Platform: PS5, PS4, Nintendo Switch, Xbox Series X
Publisher: Studio Morgan
Developer: Studio Morgan
Medium: Digital
Players: 1
Online: No
ESRB: E
I feel like “cozy” games generally fall into two categories. On the one hand, you have cozy games that want nothing more than to be cute and cuddly, and that don’t challenge you all that much (think Catto’s Post Office from a few weeks ago). On the other hand, there are “cozy” games that use a wholesome veneer to mask something darker and more compulsive – games like Bear and Breakfast or A Little to the Left, where you have to perform a series of tightly prescribed actions and where any deviation is instant failure.
As much as Morgan: Metal Detective wants to be in the former category, I can’t help but think it ends up closer to the latter.
It has all the trappings of a cute, cuddly game, don’t get me wrong. It’s got a whimsy premise – you’re on a remote island populated by a bunch of quirky characters, and you need to find their lost items using a metal detector. There’s all kinds of cozy trappings – those characters have a very region-specific accent, and no one bats an eye at anachronisms like cassettes and a walkman that guide you on your search, and, of course, the fact you’re armed only with a metal detector to carry out your search.

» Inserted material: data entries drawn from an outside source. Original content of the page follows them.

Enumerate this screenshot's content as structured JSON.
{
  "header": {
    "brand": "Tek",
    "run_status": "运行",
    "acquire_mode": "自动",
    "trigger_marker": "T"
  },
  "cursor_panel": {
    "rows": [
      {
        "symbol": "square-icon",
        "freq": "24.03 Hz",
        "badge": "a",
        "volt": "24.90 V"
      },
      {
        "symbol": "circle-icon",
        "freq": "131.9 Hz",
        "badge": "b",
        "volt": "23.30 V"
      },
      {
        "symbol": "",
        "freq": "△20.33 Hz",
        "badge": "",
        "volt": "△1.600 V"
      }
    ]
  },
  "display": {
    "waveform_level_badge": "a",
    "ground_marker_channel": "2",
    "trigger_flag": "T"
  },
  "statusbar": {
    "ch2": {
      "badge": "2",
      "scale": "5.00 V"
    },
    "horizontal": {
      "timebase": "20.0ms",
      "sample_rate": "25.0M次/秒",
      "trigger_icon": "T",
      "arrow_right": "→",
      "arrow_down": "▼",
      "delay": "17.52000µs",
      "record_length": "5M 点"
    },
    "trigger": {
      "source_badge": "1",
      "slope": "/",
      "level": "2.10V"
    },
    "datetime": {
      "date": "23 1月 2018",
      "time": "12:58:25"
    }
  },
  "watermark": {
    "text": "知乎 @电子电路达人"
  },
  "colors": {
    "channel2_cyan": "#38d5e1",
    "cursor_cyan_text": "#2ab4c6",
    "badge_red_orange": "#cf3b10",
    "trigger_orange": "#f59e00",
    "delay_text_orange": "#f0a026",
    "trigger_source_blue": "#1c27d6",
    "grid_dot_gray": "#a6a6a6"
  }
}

As fun as it all sounds – indeed, as fun as it seems at first glance – it doesn’t take long before the forced labour begins. Searching for things with a metal detector is incredibly dull work. You walk around slowly, swinging the metal detector back and forth, waiting for its sensor to pick up a “ping” of lost items. To complicate things, the residents of the island appear to have had a compulsion for burying their trash, because you’re constantly digging up screws, pop cans, and all kinds of other debris – all things that set off your metal detector very easily. Finding specific lost items is just a matter of luck, and in the end you just wind up with a pockmarked landscape as a tribute to all your futile digs.
Weirdly, it’s not hard to imagine a world where Morgan: Metal Detective didn’t devolve into an endless trip of scanning and digging – it just would’ve taken a few less random items to come across, and you would’ve had a cute, relaxing game with fun characters and pleasant visuals. As it stands, though, anyone who picks it up hoping for a cozy respite will probably come to regret it.
Studio Morgan provided us with a Morgan: Metal Detective PC code for review purposes.